Veil recounts how a guard named Stenia, a Polish ex-prostitute, was “terribly brutal” to other deportees but protected the young Simone, telling her, “You are really too pretty to die here.” In a harrowing passage recounting her mother’s death from typhus, Veil concludes: “Even today, over 60 years later, I realize that I have never been able to resign myself to her death. In a certain way, I have not accepted it. Every day, Mom is close to me, and I know that whatever I have managed to accomplish in my lifetime is due to her.”

These accomplishments were achieved despite a generalized postwar French amnesia about the worst aspects of the German Occupation during World War II, along with antisemitic insults that continued into recent memory. In 1989, the famous French film director Claude Autant-Lara (1901–2000), who had been elected to the European Parliament as a member of the far-right-wing National Front, pooh-poohed the Holocaust by stating mockingly to a magazine reporter, “When I hear about genocide, in any case they missed old mother Veil.” A scandal ensued, but as a minister, Veil was often obliged to work in the government with notorious antisemites. In 1980, after a Paris synagogue on the Rue Copernic was bombed, Raymond Barre, a political colleague, deplored the fact that not just Jews but also “innocent French people” were killed in the terrorist attack.
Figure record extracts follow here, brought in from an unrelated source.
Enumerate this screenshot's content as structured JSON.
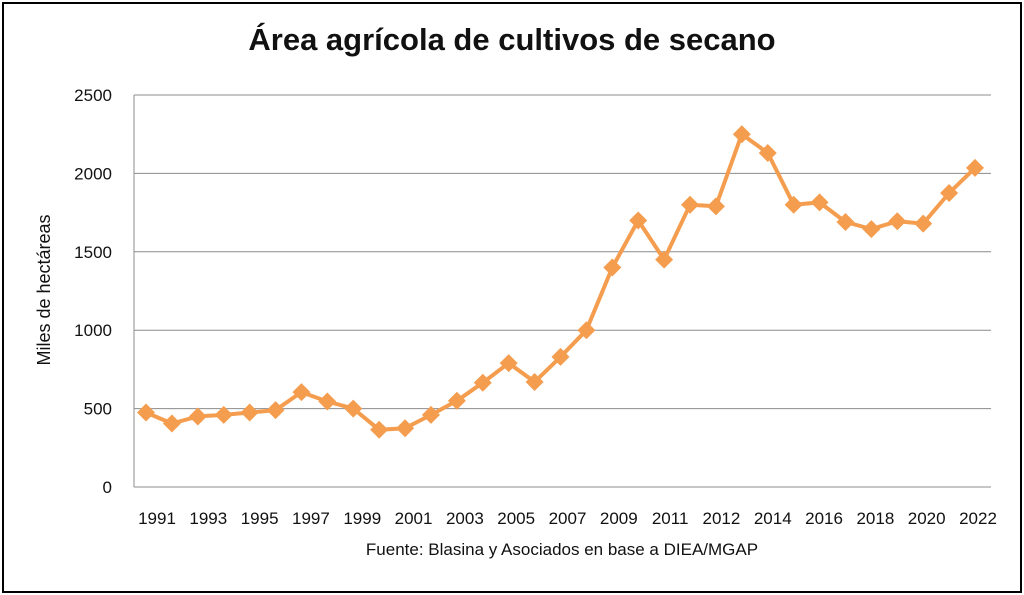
{
  "chart_data": {
    "type": "line",
    "title": "Área agrícola de cultivos de secano",
    "ylabel": "Miles de hectáreas",
    "xlabel": "",
    "source": "Fuente: Blasina y Asociados en base a DIEA/MGAP",
    "ylim": [
      0,
      2500
    ],
    "yticks": [
      "0",
      "500",
      "1000",
      "1500",
      "2000",
      "2500"
    ],
    "xtick_labels": [
      "1991",
      "1993",
      "1995",
      "1997",
      "1999",
      "2001",
      "2003",
      "2005",
      "2007",
      "2009",
      "2011",
      "2012",
      "2014",
      "2016",
      "2018",
      "2020",
      "2022"
    ],
    "grid": true,
    "legend": "none",
    "color": "#f59d4f",
    "values": [
      475,
      405,
      450,
      460,
      475,
      490,
      605,
      545,
      500,
      365,
      375,
      460,
      550,
      665,
      790,
      670,
      830,
      1000,
      1400,
      1700,
      1450,
      1800,
      1790,
      2250,
      2130,
      1800,
      1815,
      1690,
      1645,
      1695,
      1680,
      1875,
      2035
    ]
  }
}
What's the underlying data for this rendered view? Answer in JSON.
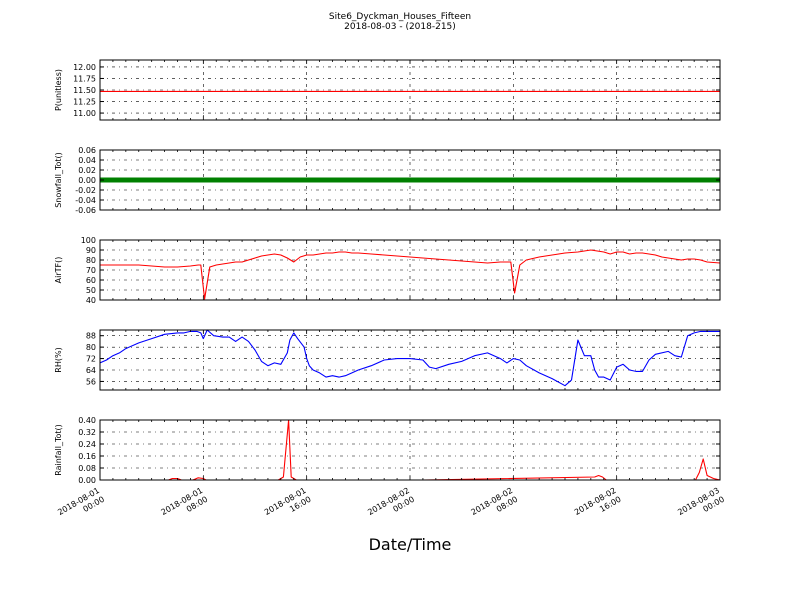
{
  "figure": {
    "title_line1": "Site6_Dyckman_Houses_Fifteen",
    "title_line2": "2018-08-03 - (2018-215)",
    "xlabel": "Date/Time"
  },
  "x_ticks": [
    {
      "line1": "2018-08-01",
      "line2": "00:00"
    },
    {
      "line1": "2018-08-01",
      "line2": "08:00"
    },
    {
      "line1": "2018-08-01",
      "line2": "16:00"
    },
    {
      "line1": "2018-08-02",
      "line2": "00:00"
    },
    {
      "line1": "2018-08-02",
      "line2": "08:00"
    },
    {
      "line1": "2018-08-02",
      "line2": "16:00"
    },
    {
      "line1": "2018-08-03",
      "line2": "00:00"
    }
  ],
  "chart_data": [
    {
      "type": "line",
      "ylabel": "P(unitless)",
      "xlim": [
        0,
        48
      ],
      "ylim": [
        10.85,
        12.15
      ],
      "yticks": [
        11.0,
        11.25,
        11.5,
        11.75,
        12.0
      ],
      "ytick_labels": [
        "11.00",
        "11.25",
        "11.50",
        "11.75",
        "12.00"
      ],
      "grid": true,
      "series": [
        {
          "color": "#ff0000",
          "x": [
            0,
            48
          ],
          "y": [
            11.47,
            11.47
          ]
        }
      ]
    },
    {
      "type": "line",
      "ylabel": "Snowfall_Tot()",
      "xlim": [
        0,
        48
      ],
      "ylim": [
        -0.06,
        0.06
      ],
      "yticks": [
        -0.06,
        -0.04,
        -0.02,
        0.0,
        0.02,
        0.04,
        0.06
      ],
      "ytick_labels": [
        "-0.06",
        "-0.04",
        "-0.02",
        "0.00",
        "0.02",
        "0.04",
        "0.06"
      ],
      "grid": true,
      "series": [
        {
          "color": "#008000",
          "marker": "dot",
          "x": [
            0,
            48
          ],
          "y": [
            0.0,
            0.0
          ]
        }
      ]
    },
    {
      "type": "line",
      "ylabel": "AirTF()",
      "xlim": [
        0,
        48
      ],
      "ylim": [
        40,
        100
      ],
      "yticks": [
        40,
        50,
        60,
        70,
        80,
        90,
        100
      ],
      "ytick_labels": [
        "40",
        "50",
        "60",
        "70",
        "80",
        "90",
        "100"
      ],
      "grid": true,
      "series": [
        {
          "color": "#ff0000",
          "x": [
            0,
            1,
            2,
            3,
            4,
            5,
            6,
            7,
            7.6,
            7.8,
            8.1,
            8.5,
            9,
            9.5,
            10,
            10.5,
            11,
            11.5,
            12,
            12.5,
            13,
            13.5,
            14,
            14.5,
            15,
            15.5,
            16,
            16.5,
            17,
            17.5,
            18,
            18.5,
            19,
            19.5,
            20,
            21,
            22,
            23,
            24,
            25,
            26,
            27,
            28,
            29,
            30,
            31,
            31.6,
            31.8,
            32.1,
            32.5,
            33,
            34,
            35,
            36,
            37,
            37.5,
            38,
            38.5,
            39,
            39.5,
            40,
            40.5,
            41,
            41.5,
            42,
            42.5,
            43,
            43.5,
            44,
            44.5,
            45,
            45.5,
            46,
            46.5,
            47,
            48
          ],
          "y": [
            75,
            75,
            75,
            75,
            74,
            73,
            73,
            74,
            75,
            75,
            41,
            73,
            75,
            76,
            77,
            78,
            78,
            80,
            82,
            84,
            85,
            86,
            85,
            82,
            78,
            83,
            85,
            85,
            86,
            87,
            87,
            88,
            88,
            87,
            87,
            86,
            85,
            84,
            83,
            82,
            81,
            80,
            79,
            78,
            77,
            78,
            78,
            78,
            47,
            75,
            80,
            83,
            85,
            87,
            88,
            89,
            90,
            89,
            88,
            86,
            88,
            88,
            86,
            87,
            87,
            86,
            85,
            83,
            82,
            81,
            80,
            81,
            81,
            80,
            78,
            77
          ]
        }
      ]
    },
    {
      "type": "line",
      "ylabel": "RH(%)",
      "xlim": [
        0,
        48
      ],
      "ylim": [
        50,
        92
      ],
      "yticks": [
        56,
        64,
        72,
        80,
        88
      ],
      "ytick_labels": [
        "56",
        "64",
        "72",
        "80",
        "88"
      ],
      "grid": true,
      "series": [
        {
          "color": "#0000ff",
          "x": [
            0,
            0.5,
            1,
            1.5,
            2,
            3,
            4,
            5,
            6,
            6.5,
            7,
            7.5,
            7.8,
            8,
            8.3,
            8.8,
            9.5,
            10,
            10.5,
            11,
            11.5,
            12,
            12.5,
            13,
            13.5,
            14,
            14.5,
            14.7,
            15,
            15.3,
            15.8,
            16,
            16.2,
            16.5,
            17,
            17.5,
            18,
            18.5,
            19,
            19.5,
            20,
            21,
            22,
            23,
            24,
            25,
            25.5,
            26,
            27,
            28,
            29,
            30,
            31,
            31.5,
            32,
            32.5,
            33,
            34,
            35,
            36,
            36.5,
            37,
            37.5,
            38,
            38.3,
            38.6,
            39,
            39.5,
            40,
            40.5,
            41,
            41.5,
            42,
            42.5,
            43,
            44,
            44.5,
            45,
            45.5,
            46,
            46.5,
            47,
            48
          ],
          "y": [
            69,
            71,
            74,
            76,
            79,
            83,
            86,
            89,
            90,
            90,
            91,
            91,
            90,
            86,
            92,
            88,
            87,
            87,
            84,
            87,
            84,
            78,
            70,
            67,
            69,
            68,
            76,
            85,
            90,
            86,
            80,
            72,
            67,
            64,
            62,
            59,
            60,
            59,
            60,
            62,
            64,
            67,
            71,
            72,
            72,
            71,
            66,
            65,
            68,
            70,
            74,
            76,
            72,
            69,
            72,
            71,
            67,
            62,
            58,
            53,
            57,
            85,
            74,
            74,
            64,
            59,
            59,
            57,
            66,
            68,
            64,
            63,
            63,
            71,
            75,
            77,
            74,
            73,
            88,
            90,
            91,
            91,
            91
          ]
        }
      ]
    },
    {
      "type": "line",
      "ylabel": "Rainfall_Tot()",
      "xlim": [
        0,
        48
      ],
      "ylim": [
        0.0,
        0.4
      ],
      "yticks": [
        0.0,
        0.08,
        0.16,
        0.24,
        0.32,
        0.4
      ],
      "ytick_labels": [
        "0.00",
        "0.08",
        "0.16",
        "0.24",
        "0.32",
        "0.40"
      ],
      "grid": true,
      "series": [
        {
          "color": "#ff0000",
          "x": [
            0,
            5.3,
            5.6,
            6.0,
            6.3,
            7.2,
            7.6,
            8.0,
            8.2,
            13.8,
            14.2,
            14.6,
            14.8,
            15.2,
            25,
            38.3,
            38.6,
            38.9,
            39.2,
            46.1,
            46.4,
            46.7,
            47.0,
            47.5,
            48
          ],
          "y": [
            0,
            0,
            0.01,
            0.01,
            0,
            0,
            0.015,
            0.01,
            0,
            0,
            0.02,
            0.4,
            0.02,
            0,
            0,
            0.02,
            0.03,
            0.02,
            0,
            0,
            0.05,
            0.14,
            0.03,
            0.01,
            0
          ]
        }
      ]
    }
  ]
}
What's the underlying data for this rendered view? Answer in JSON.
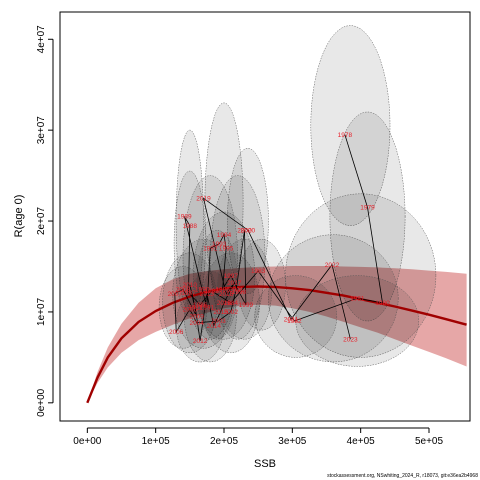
{
  "chart_data": {
    "type": "scatter",
    "xlabel": "SSB",
    "ylabel": "R(age 0)",
    "xlim": [
      -40000,
      560000
    ],
    "ylim": [
      -2000000,
      43000000
    ],
    "x_ticks": [
      0,
      100000,
      200000,
      300000,
      400000,
      500000
    ],
    "x_tick_labels": [
      "0e+00",
      "1e+05",
      "2e+05",
      "3e+05",
      "4e+05",
      "5e+05"
    ],
    "y_ticks": [
      0,
      10000000,
      20000000,
      30000000,
      40000000
    ],
    "y_tick_labels": [
      "0e+00",
      "1e+07",
      "2e+07",
      "3e+07",
      "4e+07"
    ],
    "colors": {
      "curve": "#a00000",
      "band": "#c83c3c",
      "ellipse_fill": "#000000",
      "labels": "#e8202a",
      "trajectory": "#000000"
    },
    "stock_recruitment_curve": {
      "x": [
        0,
        15000,
        30000,
        50000,
        75000,
        100000,
        125000,
        150000,
        175000,
        200000,
        225000,
        250000,
        275000,
        300000,
        325000,
        350000,
        375000,
        400000,
        425000,
        450000,
        475000,
        500000,
        525000,
        555000
      ],
      "y": [
        0,
        2800000,
        5000000,
        7100000,
        8900000,
        10100000,
        11000000,
        11700000,
        12200000,
        12600000,
        12750000,
        12800000,
        12750000,
        12600000,
        12400000,
        12100000,
        11800000,
        11400000,
        11000000,
        10600000,
        10150000,
        9700000,
        9200000,
        8600000
      ],
      "band_upper": [
        0,
        3400000,
        6100000,
        8700000,
        11000000,
        12600000,
        13600000,
        14200000,
        14500000,
        14700000,
        14850000,
        14950000,
        15000000,
        15050000,
        15050000,
        15050000,
        15000000,
        14950000,
        14900000,
        14800000,
        14700000,
        14550000,
        14400000,
        14200000
      ],
      "band_lower": [
        0,
        2200000,
        3900000,
        5500000,
        6900000,
        7800000,
        8600000,
        9300000,
        9900000,
        10400000,
        10700000,
        10800000,
        10700000,
        10400000,
        10000000,
        9500000,
        8900000,
        8300000,
        7700000,
        7000000,
        6300000,
        5600000,
        4900000,
        4000000
      ]
    },
    "points": [
      {
        "label": "1978",
        "x": 377000,
        "y": 29500000
      },
      {
        "label": "1979",
        "x": 410000,
        "y": 21500000
      },
      {
        "label": "1980",
        "x": 432000,
        "y": 11000000
      },
      {
        "label": "1981",
        "x": 395000,
        "y": 11500000
      },
      {
        "label": "1982",
        "x": 303000,
        "y": 9000000
      },
      {
        "label": "1983",
        "x": 250000,
        "y": 14500000
      },
      {
        "label": "1984",
        "x": 210000,
        "y": 11000000
      },
      {
        "label": "1985",
        "x": 182000,
        "y": 12300000
      },
      {
        "label": "1986",
        "x": 165000,
        "y": 10800000
      },
      {
        "label": "1987",
        "x": 148000,
        "y": 12100000
      },
      {
        "label": "1988",
        "x": 150000,
        "y": 19500000
      },
      {
        "label": "1989",
        "x": 142000,
        "y": 20500000
      },
      {
        "label": "1990",
        "x": 168000,
        "y": 12500000
      },
      {
        "label": "1991",
        "x": 175000,
        "y": 10500000
      },
      {
        "label": "1992",
        "x": 180000,
        "y": 17000000
      },
      {
        "label": "1993",
        "x": 193000,
        "y": 17500000
      },
      {
        "label": "1994",
        "x": 200000,
        "y": 18500000
      },
      {
        "label": "1995",
        "x": 203000,
        "y": 17000000
      },
      {
        "label": "1996",
        "x": 198000,
        "y": 12500000
      },
      {
        "label": "1997",
        "x": 210000,
        "y": 14000000
      },
      {
        "label": "1998",
        "x": 222000,
        "y": 12200000
      },
      {
        "label": "1999",
        "x": 232000,
        "y": 10800000
      },
      {
        "label": "2000",
        "x": 230000,
        "y": 19000000
      },
      {
        "label": "2001",
        "x": 218000,
        "y": 12500000
      },
      {
        "label": "2002",
        "x": 210000,
        "y": 10000000
      },
      {
        "label": "2003",
        "x": 192000,
        "y": 9000000
      },
      {
        "label": "2004",
        "x": 160000,
        "y": 8800000
      },
      {
        "label": "2005",
        "x": 150000,
        "y": 10300000
      },
      {
        "label": "2006",
        "x": 130000,
        "y": 7800000
      },
      {
        "label": "2007",
        "x": 128000,
        "y": 12000000
      },
      {
        "label": "2008",
        "x": 140000,
        "y": 12500000
      },
      {
        "label": "2009",
        "x": 160000,
        "y": 9500000
      },
      {
        "label": "2010",
        "x": 150000,
        "y": 13000000
      },
      {
        "label": "2011",
        "x": 158000,
        "y": 10500000
      },
      {
        "label": "2012",
        "x": 165000,
        "y": 6800000
      },
      {
        "label": "2013",
        "x": 175000,
        "y": 12000000
      },
      {
        "label": "2014",
        "x": 185000,
        "y": 8500000
      },
      {
        "label": "2015",
        "x": 195000,
        "y": 10000000
      },
      {
        "label": "2016",
        "x": 200000,
        "y": 11000000
      },
      {
        "label": "2017",
        "x": 215000,
        "y": 13200000
      },
      {
        "label": "2018",
        "x": 203000,
        "y": 12000000
      },
      {
        "label": "2019",
        "x": 170000,
        "y": 22500000
      },
      {
        "label": "2020",
        "x": 235000,
        "y": 19000000
      },
      {
        "label": "2021",
        "x": 298000,
        "y": 9200000
      },
      {
        "label": "2022",
        "x": 358000,
        "y": 15200000
      },
      {
        "label": "2023",
        "x": 385000,
        "y": 7000000
      }
    ],
    "ellipses": [
      {
        "cx": 385000,
        "cy": 30500000,
        "rx": 58000,
        "ry": 11000000
      },
      {
        "cx": 410000,
        "cy": 20500000,
        "rx": 55000,
        "ry": 11500000
      },
      {
        "cx": 400000,
        "cy": 14000000,
        "rx": 110000,
        "ry": 9000000
      },
      {
        "cx": 360000,
        "cy": 11500000,
        "rx": 95000,
        "ry": 7000000
      },
      {
        "cx": 395000,
        "cy": 9000000,
        "rx": 90000,
        "ry": 5000000
      },
      {
        "cx": 305000,
        "cy": 9500000,
        "rx": 60000,
        "ry": 4500000
      },
      {
        "cx": 200000,
        "cy": 22000000,
        "rx": 28000,
        "ry": 11000000
      },
      {
        "cx": 150000,
        "cy": 20000000,
        "rx": 20000,
        "ry": 10000000
      },
      {
        "cx": 150000,
        "cy": 17500000,
        "rx": 23000,
        "ry": 8000000
      },
      {
        "cx": 235000,
        "cy": 20000000,
        "rx": 30000,
        "ry": 8000000
      },
      {
        "cx": 220000,
        "cy": 16000000,
        "rx": 40000,
        "ry": 9000000
      },
      {
        "cx": 180000,
        "cy": 16000000,
        "rx": 40000,
        "ry": 9000000
      },
      {
        "cx": 200000,
        "cy": 14000000,
        "rx": 45000,
        "ry": 7000000
      },
      {
        "cx": 170000,
        "cy": 12000000,
        "rx": 45000,
        "ry": 6000000
      },
      {
        "cx": 150000,
        "cy": 11000000,
        "rx": 40000,
        "ry": 5500000
      },
      {
        "cx": 180000,
        "cy": 9500000,
        "rx": 38000,
        "ry": 5000000
      },
      {
        "cx": 210000,
        "cy": 11000000,
        "rx": 42000,
        "ry": 5500000
      },
      {
        "cx": 140000,
        "cy": 10500000,
        "rx": 35000,
        "ry": 4500000
      },
      {
        "cx": 230000,
        "cy": 12500000,
        "rx": 40000,
        "ry": 5500000
      },
      {
        "cx": 165000,
        "cy": 8500000,
        "rx": 35000,
        "ry": 4000000
      },
      {
        "cx": 255000,
        "cy": 13000000,
        "rx": 35000,
        "ry": 5000000
      },
      {
        "cx": 190000,
        "cy": 13000000,
        "rx": 30000,
        "ry": 6000000
      }
    ],
    "trajectory_order": [
      "1978",
      "1979",
      "1980",
      "1981",
      "1982",
      "1983",
      "1984",
      "1985",
      "1986",
      "1987",
      "1988",
      "1989",
      "1990",
      "1991",
      "1992",
      "1993",
      "1994",
      "1995",
      "1996",
      "1997",
      "1998",
      "1999",
      "2000",
      "2001",
      "2002",
      "2003",
      "2004",
      "2005",
      "2006",
      "2007",
      "2008",
      "2009",
      "2010",
      "2011",
      "2012",
      "2013",
      "2014",
      "2015",
      "2016",
      "2017",
      "2018",
      "2019",
      "2020",
      "2021",
      "2022",
      "2023"
    ]
  },
  "footer": "stockassessment.org, NSwhiting_2024_R, r18073, git:e36ea2b4968"
}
Veil admits with typical understatement that she felt “no pleasure” that France’s delegation to the European Parliament included press magnate Robert Hersant (1920–1996), popularly nicknamed “Herr Sant” because of his notorious wartime collaboration with the Nazis. Veil is renowned for speaking her mind about political enemies, and even about such allies as President Nicolas Sarkozy. This past February, in response to Sarkozy’s impulsively stated plan to have each French grade-school child “adopt” a young Holocaust victim who died at the schoolchild’s age, Veil stated her opposition loudly and clearly. As president of France’s Foundation for the Memory of the Shoah, she made Sarkozy’s project disappear by calling it “unimaginable, indefensible, catastrophic, and above all, unfair. We cannot inflict this on little 10-year-olds! We cannot ask a child to identify with another dead child.” She added that even Holocaust survivors found it difficult to describe their sufferings to others: “Even today, we try to spare our children and grandchildren.”

In a 2005 documentary, “Simone Veil, une Histoire Française” (“Simone Veil, a French Story”), filmed for France 3 TV, her son, Nicolas, explains that, although she avoids speaking of it, everyone close to his mother is fully aware of this great woman’s rare heroism: “Fear is not in her registry of emotions,” he states. Asked whether he and his wife were ever apprehensive during the 1970s, when there were violent protests before abortion was legalized in France, Antoine confirmed, “Since 1945, we have never felt fear.”

Benjamin Ivry is a frequent contributor to the Forward.